Seja como for, no fundo, este fenómeno transmite um sentimento de premência e de necessidade mas, também, por paradoxal que possa parecer, de não querer abdicar do nível de vida alcançado e continuar a ter acesso a um produto de fruição ou de simples luxo. "A maior consciencialização das famílias face aos problemas económicos atuais, está a aguçar o engenho, quando se trata de inventar artimanhas para aceder a determinados caprichos que, de outra forma, seriam totalmente inacessíveis", explica David Sánchez, diretor de Media Analytics da consultora de mercado Nielsen.
É nessa procura de manter o nível de vida que reside boa parte do sucesso do fenómeno do couponing. Ao lado das linhas aéreas e dos portais de compras coletivas de artigos de moda, são a figura de proa que representa o auge do conceito de custo reduzido. De facto, a procura de pechinchas e bons preços na Rede disparou em 64% a audiência destes portais de descontos e cupões, que oferecem lazer a preços mais baratos. E, dentro destes estandartes, os outlets [lojas de produtos fora de época] digitais de luxo fácil e moda são um pequeno jardim zoológico de cristal que engloba a idiossincrasia deste tipo de ofertas. Mas quem tiver memória económica recordar-se-á de que o grande crescimento do custo reduzido em Espanha ficou a dever-se às companhias aéreas. Talvez não tanto em termos de faturação mas antes de reconhecimento social deste fenómeno.
No entanto, é indiferente a perspetiva segundo a qual o interpretemos: seja custo reduzido, preço baixo ou promoção, a verdade é que o low cost permite a milhares de pessoas libertarem-se da sensação, que se agarra à pele, de serem o homem do ano passado, resignado a vestir a mesma roupa dos 365 dias anteriores, a ir às mesmas lojas e a comprar os mesmos artigos.
HABITAÇÃO - Partilhar a casa para não a perder
Por causa da crise, uma nova tendência ganha terreno no mercado imobiliário de Barcelona e de outras grandes cidades, escreve El Periódico: a coabitação.
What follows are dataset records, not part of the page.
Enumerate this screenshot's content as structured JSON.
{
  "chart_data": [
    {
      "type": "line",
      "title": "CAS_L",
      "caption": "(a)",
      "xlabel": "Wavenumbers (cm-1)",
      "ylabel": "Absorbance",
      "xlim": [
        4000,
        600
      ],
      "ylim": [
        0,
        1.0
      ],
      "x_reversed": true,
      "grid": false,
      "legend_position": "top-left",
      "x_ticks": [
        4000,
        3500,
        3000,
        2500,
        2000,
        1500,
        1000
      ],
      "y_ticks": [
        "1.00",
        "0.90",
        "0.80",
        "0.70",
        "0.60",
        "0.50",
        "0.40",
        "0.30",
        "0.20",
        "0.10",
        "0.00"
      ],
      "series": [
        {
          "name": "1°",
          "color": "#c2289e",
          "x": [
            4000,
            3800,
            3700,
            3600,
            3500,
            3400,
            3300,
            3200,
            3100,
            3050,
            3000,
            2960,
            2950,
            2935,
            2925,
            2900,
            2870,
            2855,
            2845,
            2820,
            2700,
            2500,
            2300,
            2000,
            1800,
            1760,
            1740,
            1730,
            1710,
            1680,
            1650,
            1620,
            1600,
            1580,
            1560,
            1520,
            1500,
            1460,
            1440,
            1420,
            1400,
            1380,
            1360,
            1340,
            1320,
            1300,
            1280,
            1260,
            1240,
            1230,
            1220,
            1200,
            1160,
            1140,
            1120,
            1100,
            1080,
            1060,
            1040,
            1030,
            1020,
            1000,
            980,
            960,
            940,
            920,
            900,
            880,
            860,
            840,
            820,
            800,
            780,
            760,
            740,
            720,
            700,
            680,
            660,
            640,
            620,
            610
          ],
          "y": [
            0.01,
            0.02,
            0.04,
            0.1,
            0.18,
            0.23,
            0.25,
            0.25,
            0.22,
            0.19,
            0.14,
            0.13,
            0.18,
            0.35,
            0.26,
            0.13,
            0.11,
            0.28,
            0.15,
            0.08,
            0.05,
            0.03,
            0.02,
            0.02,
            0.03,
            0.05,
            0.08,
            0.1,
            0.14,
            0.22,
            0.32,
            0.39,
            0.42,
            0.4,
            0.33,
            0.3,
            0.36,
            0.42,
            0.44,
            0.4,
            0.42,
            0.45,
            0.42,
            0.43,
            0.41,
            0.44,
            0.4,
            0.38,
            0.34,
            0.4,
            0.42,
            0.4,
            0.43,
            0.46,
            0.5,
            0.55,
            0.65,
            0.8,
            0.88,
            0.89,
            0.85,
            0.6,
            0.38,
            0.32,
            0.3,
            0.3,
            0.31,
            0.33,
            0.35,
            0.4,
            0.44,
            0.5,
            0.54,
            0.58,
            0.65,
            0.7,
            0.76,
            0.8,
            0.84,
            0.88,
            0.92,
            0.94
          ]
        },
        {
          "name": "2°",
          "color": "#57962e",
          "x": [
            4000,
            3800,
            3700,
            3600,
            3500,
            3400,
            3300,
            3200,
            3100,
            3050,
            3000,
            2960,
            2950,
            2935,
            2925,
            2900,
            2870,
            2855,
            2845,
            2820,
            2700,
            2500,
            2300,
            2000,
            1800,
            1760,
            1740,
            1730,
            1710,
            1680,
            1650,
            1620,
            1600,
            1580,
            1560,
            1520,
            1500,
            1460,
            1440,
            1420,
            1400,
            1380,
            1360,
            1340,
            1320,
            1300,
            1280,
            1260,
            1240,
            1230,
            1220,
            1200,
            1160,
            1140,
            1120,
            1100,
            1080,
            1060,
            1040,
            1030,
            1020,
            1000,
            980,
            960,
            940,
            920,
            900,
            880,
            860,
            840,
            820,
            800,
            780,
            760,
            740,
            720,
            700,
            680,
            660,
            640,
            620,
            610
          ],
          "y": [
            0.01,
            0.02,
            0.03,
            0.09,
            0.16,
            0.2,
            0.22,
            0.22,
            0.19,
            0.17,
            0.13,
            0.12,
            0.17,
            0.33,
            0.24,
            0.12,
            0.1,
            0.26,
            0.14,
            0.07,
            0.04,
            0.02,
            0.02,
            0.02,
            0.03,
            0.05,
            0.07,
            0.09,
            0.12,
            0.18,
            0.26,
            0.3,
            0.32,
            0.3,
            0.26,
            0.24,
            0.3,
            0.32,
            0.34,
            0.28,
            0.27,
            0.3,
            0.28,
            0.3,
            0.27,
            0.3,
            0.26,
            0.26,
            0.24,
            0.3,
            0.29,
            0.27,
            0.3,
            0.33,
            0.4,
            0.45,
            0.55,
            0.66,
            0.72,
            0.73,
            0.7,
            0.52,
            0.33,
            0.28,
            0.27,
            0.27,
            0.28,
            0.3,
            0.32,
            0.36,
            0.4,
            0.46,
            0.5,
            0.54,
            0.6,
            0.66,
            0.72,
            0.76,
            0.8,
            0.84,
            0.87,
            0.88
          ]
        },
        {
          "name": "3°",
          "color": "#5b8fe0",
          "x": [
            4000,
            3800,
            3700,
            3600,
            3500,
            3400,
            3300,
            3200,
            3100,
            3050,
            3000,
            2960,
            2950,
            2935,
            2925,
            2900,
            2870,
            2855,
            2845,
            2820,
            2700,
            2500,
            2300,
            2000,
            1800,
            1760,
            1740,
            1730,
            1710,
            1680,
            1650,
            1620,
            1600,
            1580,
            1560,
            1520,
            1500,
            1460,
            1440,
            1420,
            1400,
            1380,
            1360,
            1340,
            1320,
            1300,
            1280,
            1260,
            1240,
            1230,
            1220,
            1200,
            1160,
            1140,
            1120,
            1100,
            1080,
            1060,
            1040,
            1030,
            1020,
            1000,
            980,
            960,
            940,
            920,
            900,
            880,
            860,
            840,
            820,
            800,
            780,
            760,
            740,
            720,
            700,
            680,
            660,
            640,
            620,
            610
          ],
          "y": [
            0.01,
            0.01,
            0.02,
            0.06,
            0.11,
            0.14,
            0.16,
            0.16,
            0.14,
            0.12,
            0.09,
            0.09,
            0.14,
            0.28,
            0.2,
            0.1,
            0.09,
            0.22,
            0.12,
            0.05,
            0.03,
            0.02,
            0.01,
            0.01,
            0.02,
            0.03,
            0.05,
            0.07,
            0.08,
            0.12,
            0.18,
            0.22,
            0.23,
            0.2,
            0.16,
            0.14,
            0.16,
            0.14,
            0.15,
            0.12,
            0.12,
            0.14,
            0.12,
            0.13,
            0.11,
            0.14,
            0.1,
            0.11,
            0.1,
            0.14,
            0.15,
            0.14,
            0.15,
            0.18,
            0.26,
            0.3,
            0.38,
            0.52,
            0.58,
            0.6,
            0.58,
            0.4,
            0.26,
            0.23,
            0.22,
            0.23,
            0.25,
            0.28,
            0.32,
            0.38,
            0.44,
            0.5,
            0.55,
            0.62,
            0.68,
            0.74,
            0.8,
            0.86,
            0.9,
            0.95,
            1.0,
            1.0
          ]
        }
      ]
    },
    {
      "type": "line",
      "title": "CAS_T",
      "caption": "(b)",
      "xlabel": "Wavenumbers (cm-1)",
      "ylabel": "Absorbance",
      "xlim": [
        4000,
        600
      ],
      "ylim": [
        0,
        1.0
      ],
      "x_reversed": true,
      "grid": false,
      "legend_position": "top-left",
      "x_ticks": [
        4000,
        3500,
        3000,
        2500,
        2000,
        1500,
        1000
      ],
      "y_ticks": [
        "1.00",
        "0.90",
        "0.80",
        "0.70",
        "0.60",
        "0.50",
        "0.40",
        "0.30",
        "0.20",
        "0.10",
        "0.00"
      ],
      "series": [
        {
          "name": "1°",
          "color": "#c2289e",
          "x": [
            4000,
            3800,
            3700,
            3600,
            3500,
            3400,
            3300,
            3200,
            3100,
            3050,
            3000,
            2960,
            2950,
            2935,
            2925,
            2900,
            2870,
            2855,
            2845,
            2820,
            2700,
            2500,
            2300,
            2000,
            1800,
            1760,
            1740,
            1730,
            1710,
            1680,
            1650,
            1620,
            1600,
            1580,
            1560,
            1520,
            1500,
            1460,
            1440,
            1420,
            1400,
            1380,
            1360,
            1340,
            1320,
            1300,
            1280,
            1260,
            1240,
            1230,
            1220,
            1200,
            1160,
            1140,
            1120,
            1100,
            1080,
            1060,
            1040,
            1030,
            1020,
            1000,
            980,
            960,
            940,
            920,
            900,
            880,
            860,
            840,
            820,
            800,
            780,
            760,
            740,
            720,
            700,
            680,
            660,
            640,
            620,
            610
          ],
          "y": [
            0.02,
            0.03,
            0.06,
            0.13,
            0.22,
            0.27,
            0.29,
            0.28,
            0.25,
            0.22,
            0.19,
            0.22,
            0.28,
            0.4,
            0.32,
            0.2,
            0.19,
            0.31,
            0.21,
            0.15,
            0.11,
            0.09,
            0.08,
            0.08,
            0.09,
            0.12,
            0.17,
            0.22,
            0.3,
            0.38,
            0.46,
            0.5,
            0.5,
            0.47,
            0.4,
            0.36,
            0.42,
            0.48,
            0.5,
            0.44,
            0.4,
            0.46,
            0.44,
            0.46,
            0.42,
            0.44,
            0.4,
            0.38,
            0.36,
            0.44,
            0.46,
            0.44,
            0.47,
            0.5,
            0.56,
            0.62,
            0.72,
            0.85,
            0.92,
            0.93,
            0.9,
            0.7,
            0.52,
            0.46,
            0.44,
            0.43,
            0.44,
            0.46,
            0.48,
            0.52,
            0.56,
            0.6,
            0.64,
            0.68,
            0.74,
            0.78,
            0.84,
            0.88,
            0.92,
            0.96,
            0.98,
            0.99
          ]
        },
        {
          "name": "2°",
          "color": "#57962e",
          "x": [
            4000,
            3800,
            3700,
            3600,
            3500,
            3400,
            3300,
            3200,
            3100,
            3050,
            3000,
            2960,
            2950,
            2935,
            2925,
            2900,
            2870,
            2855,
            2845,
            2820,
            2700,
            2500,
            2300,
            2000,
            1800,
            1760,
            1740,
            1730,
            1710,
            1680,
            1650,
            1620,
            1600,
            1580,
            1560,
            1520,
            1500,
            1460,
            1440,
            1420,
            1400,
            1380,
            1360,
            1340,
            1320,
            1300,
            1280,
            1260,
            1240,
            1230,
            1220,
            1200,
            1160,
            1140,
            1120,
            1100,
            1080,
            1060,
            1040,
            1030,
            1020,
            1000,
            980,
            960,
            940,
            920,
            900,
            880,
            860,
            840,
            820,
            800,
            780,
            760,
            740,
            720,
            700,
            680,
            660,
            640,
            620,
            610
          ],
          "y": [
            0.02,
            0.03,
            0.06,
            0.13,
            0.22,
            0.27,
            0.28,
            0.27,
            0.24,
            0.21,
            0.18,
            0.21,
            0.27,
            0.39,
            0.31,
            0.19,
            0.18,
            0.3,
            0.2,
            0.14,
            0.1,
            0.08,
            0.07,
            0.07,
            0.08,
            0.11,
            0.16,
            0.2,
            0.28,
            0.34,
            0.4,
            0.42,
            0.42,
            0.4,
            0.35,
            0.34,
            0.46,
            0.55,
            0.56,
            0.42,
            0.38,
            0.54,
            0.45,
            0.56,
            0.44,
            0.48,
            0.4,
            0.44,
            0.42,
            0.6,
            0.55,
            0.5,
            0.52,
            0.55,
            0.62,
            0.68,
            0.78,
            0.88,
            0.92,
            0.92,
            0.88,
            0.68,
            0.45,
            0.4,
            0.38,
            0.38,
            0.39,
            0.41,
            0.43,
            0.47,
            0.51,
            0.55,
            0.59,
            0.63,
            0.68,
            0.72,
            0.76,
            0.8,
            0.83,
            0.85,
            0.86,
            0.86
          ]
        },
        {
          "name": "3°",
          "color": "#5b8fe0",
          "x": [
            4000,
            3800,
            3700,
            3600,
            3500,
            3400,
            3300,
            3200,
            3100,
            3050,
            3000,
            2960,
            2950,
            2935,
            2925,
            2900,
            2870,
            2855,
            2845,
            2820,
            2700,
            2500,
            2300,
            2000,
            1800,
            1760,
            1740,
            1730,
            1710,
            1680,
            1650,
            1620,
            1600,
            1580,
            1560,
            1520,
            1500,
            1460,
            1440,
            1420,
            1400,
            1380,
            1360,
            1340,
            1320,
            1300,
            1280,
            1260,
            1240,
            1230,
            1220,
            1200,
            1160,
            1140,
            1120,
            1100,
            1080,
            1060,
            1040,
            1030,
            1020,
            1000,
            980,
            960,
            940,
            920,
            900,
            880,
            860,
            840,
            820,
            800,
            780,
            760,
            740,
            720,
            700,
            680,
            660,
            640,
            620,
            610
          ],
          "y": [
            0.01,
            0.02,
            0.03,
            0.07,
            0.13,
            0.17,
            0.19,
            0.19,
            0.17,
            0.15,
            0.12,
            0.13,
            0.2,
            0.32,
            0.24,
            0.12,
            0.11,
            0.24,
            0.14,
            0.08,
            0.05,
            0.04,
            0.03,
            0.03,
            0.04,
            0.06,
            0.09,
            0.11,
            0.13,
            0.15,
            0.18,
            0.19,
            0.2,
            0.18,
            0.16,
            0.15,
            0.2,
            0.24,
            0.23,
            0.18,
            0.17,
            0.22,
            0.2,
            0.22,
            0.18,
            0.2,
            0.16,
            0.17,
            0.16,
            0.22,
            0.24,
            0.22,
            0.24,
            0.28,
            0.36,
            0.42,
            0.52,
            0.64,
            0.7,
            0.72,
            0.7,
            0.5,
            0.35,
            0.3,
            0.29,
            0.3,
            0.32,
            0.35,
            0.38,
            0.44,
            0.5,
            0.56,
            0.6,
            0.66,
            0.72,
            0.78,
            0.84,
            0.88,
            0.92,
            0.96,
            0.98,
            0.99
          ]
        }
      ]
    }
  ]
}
A crise não congelou apenas a venda de apartamentos e a descida de salários. Também provocou uma nova composição dos lares urbanos, em que agora se juntam desconhecidos obrigados a partilharem um teto para poderem sobreviver sem terem de recorrer à ajuda da família. O que outrora era uma prática limitada aos estudantes estende-se agora àqueles que estão na faixa dos 30 e são ativos – e mal pagos – bem como a muitos casais separados e desempregados. Há quem alugue um quarto para poder pagar uma hipoteca que já não conseguem pagar sozinhos. Alguns inquilinos subalugam (o que, a priori, é ilegal) para conseguirem pagar a sua própria renda.